A huge canvas requires attention in a different way than a small one; it’s a strange paradox of more freedom of movement and more need for attention to detail somehow.

I decided I liked the new direction ~ it still has the beach connection with the emerging beach huts ~ so I took it further on this new path. Keeping the colour palette I had already, I started blocking in areas; although I didn’t know the feel of the overall piece yet, I was able to follow the feel of individual areas, and keep standing back to check they were working together and with the emerging whole.
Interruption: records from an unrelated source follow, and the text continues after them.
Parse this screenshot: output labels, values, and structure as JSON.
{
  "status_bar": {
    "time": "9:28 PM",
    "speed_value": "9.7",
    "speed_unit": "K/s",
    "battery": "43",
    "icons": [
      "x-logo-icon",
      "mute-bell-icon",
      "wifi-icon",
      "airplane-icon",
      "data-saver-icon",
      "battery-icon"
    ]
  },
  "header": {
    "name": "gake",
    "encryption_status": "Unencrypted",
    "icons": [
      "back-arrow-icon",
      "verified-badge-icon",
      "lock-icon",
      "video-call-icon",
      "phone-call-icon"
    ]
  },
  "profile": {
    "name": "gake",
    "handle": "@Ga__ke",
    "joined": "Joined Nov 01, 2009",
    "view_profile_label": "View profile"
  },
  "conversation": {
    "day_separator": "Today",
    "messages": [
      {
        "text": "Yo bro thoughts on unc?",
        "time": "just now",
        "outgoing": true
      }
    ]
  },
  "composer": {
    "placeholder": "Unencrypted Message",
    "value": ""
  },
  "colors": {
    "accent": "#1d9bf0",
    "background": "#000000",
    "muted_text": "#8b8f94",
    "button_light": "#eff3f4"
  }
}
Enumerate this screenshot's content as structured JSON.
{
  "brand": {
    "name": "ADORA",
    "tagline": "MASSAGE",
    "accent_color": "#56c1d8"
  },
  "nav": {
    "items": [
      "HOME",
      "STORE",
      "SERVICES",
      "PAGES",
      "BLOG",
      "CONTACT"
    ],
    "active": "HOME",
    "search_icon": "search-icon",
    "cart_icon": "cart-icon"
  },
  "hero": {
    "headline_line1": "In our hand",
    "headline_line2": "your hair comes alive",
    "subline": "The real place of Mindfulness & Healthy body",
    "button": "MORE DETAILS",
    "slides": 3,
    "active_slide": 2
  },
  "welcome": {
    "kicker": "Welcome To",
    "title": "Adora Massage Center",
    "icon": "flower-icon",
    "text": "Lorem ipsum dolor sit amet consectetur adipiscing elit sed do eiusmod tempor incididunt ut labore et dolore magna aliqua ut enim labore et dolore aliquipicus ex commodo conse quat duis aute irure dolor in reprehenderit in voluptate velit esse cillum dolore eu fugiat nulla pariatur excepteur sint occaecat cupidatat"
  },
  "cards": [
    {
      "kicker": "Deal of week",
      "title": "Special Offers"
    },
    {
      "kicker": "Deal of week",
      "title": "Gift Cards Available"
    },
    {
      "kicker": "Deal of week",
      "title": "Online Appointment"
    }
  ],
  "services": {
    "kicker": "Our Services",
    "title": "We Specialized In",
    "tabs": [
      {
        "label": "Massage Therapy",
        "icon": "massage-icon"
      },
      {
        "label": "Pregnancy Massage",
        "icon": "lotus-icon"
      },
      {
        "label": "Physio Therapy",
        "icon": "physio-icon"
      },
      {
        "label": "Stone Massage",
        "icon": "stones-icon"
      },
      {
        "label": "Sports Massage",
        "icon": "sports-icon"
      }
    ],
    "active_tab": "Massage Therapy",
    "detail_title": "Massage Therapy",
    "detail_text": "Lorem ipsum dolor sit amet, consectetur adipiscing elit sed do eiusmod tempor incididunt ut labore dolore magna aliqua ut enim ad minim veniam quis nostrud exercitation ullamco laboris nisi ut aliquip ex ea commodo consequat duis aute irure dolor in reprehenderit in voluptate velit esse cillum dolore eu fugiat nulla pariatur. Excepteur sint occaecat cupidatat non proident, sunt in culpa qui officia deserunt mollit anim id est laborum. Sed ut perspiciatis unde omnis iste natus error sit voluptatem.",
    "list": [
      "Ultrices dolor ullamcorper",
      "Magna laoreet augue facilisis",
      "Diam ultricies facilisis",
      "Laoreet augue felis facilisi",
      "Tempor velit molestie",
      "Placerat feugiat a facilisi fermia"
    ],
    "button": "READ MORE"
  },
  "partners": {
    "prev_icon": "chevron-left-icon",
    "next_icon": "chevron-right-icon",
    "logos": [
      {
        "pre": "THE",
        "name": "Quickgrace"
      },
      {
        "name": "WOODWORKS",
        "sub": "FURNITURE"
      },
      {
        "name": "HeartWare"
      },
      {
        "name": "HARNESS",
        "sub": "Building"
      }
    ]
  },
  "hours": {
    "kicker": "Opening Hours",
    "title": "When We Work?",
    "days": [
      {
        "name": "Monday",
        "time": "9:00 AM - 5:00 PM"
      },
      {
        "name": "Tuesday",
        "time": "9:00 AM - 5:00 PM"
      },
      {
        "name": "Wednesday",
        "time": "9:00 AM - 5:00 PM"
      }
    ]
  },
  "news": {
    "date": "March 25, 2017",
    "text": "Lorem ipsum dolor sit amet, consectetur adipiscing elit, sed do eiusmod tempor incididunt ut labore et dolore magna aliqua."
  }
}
At this point I knew it was nearly there but something wasn’t quite right.

wharf in progress 2

I took some advice and sorted out the mess at the top, using lighter colours to push the buildings back, made a few minor tweaks so each area worked for me and with the painting as a whole, and ended up with this:

Fiesta at the Wharf {Tara Leaver}

Fiesta at the Wharf
mixed media on canvas
1m x 1m

A working title for now, as this one lacks some finesse for me, but the words ‘wharf’ and ‘fiesta’ come to me every time I look at it. I loved flattening and distorting the images to make an image that makes some sense but also requires imagination to really enjoy. For me, there are ‘beach huts’ in the distance, larger buildings down on the wharf with lots of ribbons and bunting, the yellow alternates between sand and the promenade, and at the bottom of the painting is the sea {with two poles which I can only assume are to tie boats to}.